In general, this exercise enhanced my integrative and analytical thinking to be able to engage in qualitative research with a better understanding of its complexity, coherence, and utility in understanding lived experiences in health systems.
I thoroughly enjoyed working on this essay and learning about the medical and ethical past of Depo-Provera. The process allowed me to explore deeply into questions of power, race, and reproductive justice in medicine, ones that were both intellectually engaging to me and socially relevant. Through this exercise, I learned to think and write more critically by breaking down the process of creating an ethical argument into three broad categories: the hook, context, and thesis statement. Creating an engaging hook taught me how to introduce deeper ethical issues in a way that is not only interesting but also academic. Contextualizing entailed researching and codifying relevant terms such as biopolitics, medical paternalism, and racial capitalism, widening my understanding of how ethics are constructed by structural and historical forces.
Developing my thesis statement was an exercise in Scholarship as it forced me to integrate information, evaluate evidence, and form a clear, cogent position. Doing so helped me hone my writing at the academic level, critical thinking, and ability to make a rational ethical argument. As a task, I enjoyed this because it combined critical research and creative academic writing and allowed me to apply ethical theory in addressing real-world healthcare issues.
Through this exercise, I gained so much more about sampling and participant recruitment in research, not just as technical processes, but as ethical, rational, and context-aware decisions. I understood that participant selection means balancing methodological rigor with practical and ethical considerations such as accessibility, representativeness, and confidentiality.
This activity strengthened my Scholarship because it permitted me to connect theoretical concepts of sampling methods (purposive, systematic random, stratified, and snowball sampling) to actual health research contexts. Understanding when and why each would be necessary increased my ability to critically evaluate research designs and recognize the effect of sampling on validity, representativeness, and bias.
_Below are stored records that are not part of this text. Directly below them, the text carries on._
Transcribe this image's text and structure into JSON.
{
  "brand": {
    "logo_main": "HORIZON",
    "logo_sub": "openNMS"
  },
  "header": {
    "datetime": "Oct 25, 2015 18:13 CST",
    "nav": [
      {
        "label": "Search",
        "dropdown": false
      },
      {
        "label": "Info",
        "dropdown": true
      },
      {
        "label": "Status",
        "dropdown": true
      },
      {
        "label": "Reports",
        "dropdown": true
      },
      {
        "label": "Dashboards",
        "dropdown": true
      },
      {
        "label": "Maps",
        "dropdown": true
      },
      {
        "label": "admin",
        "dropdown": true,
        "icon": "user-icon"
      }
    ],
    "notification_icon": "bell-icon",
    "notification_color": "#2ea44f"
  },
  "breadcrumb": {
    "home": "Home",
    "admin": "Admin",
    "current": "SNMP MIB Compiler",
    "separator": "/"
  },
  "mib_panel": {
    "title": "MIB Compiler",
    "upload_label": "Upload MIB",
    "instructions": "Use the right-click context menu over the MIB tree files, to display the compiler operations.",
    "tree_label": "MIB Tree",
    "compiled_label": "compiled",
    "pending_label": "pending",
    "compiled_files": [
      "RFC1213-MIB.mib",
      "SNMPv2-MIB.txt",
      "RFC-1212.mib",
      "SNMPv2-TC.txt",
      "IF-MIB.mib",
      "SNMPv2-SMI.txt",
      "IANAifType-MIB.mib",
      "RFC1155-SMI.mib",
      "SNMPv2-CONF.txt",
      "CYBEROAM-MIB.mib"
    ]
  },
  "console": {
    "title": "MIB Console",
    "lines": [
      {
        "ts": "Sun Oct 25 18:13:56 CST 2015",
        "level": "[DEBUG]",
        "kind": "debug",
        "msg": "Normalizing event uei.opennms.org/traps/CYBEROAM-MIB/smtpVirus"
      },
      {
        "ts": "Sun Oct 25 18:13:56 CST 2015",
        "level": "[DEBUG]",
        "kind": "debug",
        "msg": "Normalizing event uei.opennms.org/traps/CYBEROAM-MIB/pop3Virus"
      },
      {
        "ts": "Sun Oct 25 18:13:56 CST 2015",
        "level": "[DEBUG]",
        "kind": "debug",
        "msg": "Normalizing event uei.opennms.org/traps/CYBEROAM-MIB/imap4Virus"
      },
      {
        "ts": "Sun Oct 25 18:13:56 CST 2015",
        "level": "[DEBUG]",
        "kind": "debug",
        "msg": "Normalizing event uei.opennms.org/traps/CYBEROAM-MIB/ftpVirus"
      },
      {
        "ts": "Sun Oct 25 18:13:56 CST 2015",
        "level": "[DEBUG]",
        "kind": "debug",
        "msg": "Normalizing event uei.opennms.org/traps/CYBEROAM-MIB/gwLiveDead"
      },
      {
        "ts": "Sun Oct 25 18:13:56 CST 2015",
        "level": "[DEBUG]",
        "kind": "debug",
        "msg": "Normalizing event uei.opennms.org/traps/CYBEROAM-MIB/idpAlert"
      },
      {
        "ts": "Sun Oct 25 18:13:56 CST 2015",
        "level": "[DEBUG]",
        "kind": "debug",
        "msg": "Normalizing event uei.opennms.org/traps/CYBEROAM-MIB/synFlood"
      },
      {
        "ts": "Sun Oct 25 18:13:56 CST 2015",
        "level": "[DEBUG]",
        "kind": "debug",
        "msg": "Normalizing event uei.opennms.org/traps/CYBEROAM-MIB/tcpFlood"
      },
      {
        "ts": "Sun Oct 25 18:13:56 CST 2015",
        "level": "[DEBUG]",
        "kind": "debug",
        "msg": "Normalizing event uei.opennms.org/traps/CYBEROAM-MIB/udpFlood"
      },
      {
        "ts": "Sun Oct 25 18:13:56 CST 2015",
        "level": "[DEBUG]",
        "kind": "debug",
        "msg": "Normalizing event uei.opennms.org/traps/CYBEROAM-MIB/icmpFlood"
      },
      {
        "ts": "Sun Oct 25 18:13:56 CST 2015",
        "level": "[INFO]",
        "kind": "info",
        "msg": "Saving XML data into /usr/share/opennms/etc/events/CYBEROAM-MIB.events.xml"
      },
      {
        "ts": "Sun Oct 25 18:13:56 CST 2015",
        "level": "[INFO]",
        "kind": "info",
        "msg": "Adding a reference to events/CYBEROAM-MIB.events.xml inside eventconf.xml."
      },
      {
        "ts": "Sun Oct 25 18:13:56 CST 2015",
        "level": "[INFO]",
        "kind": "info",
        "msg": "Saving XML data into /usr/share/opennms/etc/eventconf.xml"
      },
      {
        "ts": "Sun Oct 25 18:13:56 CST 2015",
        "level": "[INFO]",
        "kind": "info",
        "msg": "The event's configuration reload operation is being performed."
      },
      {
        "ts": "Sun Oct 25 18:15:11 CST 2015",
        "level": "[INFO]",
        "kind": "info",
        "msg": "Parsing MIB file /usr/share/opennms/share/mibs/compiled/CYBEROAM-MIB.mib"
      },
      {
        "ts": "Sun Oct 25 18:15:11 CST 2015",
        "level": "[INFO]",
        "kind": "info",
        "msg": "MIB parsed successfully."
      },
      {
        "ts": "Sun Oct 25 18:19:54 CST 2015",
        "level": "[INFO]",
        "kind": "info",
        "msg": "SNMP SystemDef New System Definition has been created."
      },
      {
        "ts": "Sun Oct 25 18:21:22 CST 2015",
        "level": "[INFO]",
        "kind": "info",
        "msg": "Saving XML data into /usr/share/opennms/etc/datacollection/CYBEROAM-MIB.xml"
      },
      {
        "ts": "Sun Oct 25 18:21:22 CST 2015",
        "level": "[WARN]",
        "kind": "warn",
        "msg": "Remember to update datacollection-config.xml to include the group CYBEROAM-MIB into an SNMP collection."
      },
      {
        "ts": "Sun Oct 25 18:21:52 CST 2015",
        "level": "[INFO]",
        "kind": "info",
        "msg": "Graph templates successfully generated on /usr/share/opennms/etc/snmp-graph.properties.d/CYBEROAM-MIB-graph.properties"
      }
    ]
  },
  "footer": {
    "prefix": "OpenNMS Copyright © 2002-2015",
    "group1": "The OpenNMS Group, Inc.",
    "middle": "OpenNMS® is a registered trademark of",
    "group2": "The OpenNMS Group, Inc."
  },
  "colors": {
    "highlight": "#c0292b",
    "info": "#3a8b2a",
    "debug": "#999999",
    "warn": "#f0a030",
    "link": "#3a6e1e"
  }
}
By explaining my thinking on each question, I improved higher level scholarship thinking and an improved foundation for performing ethical and sound methods research.
I also developed Systems Thinking better by realizing how participant recruitment intersects with other components of the research process, from ethics clearance to data analysis and interpretation. I was able to appreciate how the seemingly small decisions during the sampling process can impact the entire system of a study, including its feasibility, inclusivity, and credulity. The activity made me appreciate the complexity of research as a system where ethical, logistical, and analytical considerations must all converge to provide credible findings.
Finally, I honed my Responsive Decision-Making by evaluating real research limitations, such as time limitation, limited participant availability, and collaboration with the hospital. I learned being adaptable in my methods (for instance, switching from purposive to snowball sampling if access was difficult) without sacrificing ethics. This brought back the lesson on flexibility, awareness of ethics, and pragmatism in research design.
Overall, this exercise allowed me to act like a researcher, systematic and adaptive, in establishing the scholarly, systemic, and responsive skillset necessary for high-quality health research.